The Pittsburgh Steelers are still waiting for the return of Le’Veon Bell. The star running back has yet to return to the Steelers and it doesn’t look like anyone has any clear idea on when that will happen. If the Steelers do not trade Bell, at some point he will have to return to the team. When this happens, what will the backfield look like?
Right now, James Conner is in the best form of the season. He’s now rolled off back-to-back 100-yard rushing games and has caught eight passes for another 93 yards in those games. He’s also provided four touchdowns to help the Steelers win both crucial games.
When Bell returns, it will be tough to take touches away from a player like Conner who has shown his elite skills this season. He’s on pace to be a Pro Bowl selection and could very well lead the conference in rushing touchdowns.
Bell, a two-time All-Pro player, has a history of dominance in the backfield. Last year, for example, Bell had 321 rush attempts and 85 receptions. Conner, the number two running back on the roster, had a total of 32 rush attempts and one target for the entire season!
That difference in volume between the two running backs will certainly not be the same this season, when Bell returns. In fact, that could be a great thing for both the team and Bell.

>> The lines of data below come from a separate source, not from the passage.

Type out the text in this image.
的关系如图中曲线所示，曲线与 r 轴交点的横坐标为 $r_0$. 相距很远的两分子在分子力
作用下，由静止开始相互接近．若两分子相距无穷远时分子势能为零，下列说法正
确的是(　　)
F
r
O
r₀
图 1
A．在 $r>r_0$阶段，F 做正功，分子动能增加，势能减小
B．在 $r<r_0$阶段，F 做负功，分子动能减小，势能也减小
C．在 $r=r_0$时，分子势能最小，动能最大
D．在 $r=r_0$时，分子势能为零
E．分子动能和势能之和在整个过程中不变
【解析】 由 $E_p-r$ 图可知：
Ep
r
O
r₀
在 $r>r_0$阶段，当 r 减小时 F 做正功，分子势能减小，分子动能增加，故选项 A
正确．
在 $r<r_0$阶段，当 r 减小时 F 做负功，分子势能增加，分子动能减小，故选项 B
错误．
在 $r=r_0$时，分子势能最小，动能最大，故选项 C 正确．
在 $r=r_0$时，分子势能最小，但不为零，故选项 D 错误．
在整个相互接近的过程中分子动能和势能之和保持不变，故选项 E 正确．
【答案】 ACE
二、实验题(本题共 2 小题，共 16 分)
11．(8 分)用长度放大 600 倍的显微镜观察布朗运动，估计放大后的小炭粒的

Bell has stated, on multiple occasions, that he wants to have less touches so that he can extend his career. In the case of the 2018 season for the Steelers, this is perfect. Like the Atlanta Falcons have done for years now, with Tevin Coleman and Devonta Freeman, the Steelers can sub in each running back whenever the other gets tired or worn out. In this scenario, the opposition would be consistently facing a fresh Bell or Conner, which is scary to think about.
In the end, Bell staying in Pittsburgh is less of a problem than many people are making it out to be. With Ben Roethlisberger only having a few years left, the team wants to win now. The best way to do that is to maximize the overall talent on the team. When Bell returns, expect the Steelers to play both of their star running backs, not one or the other.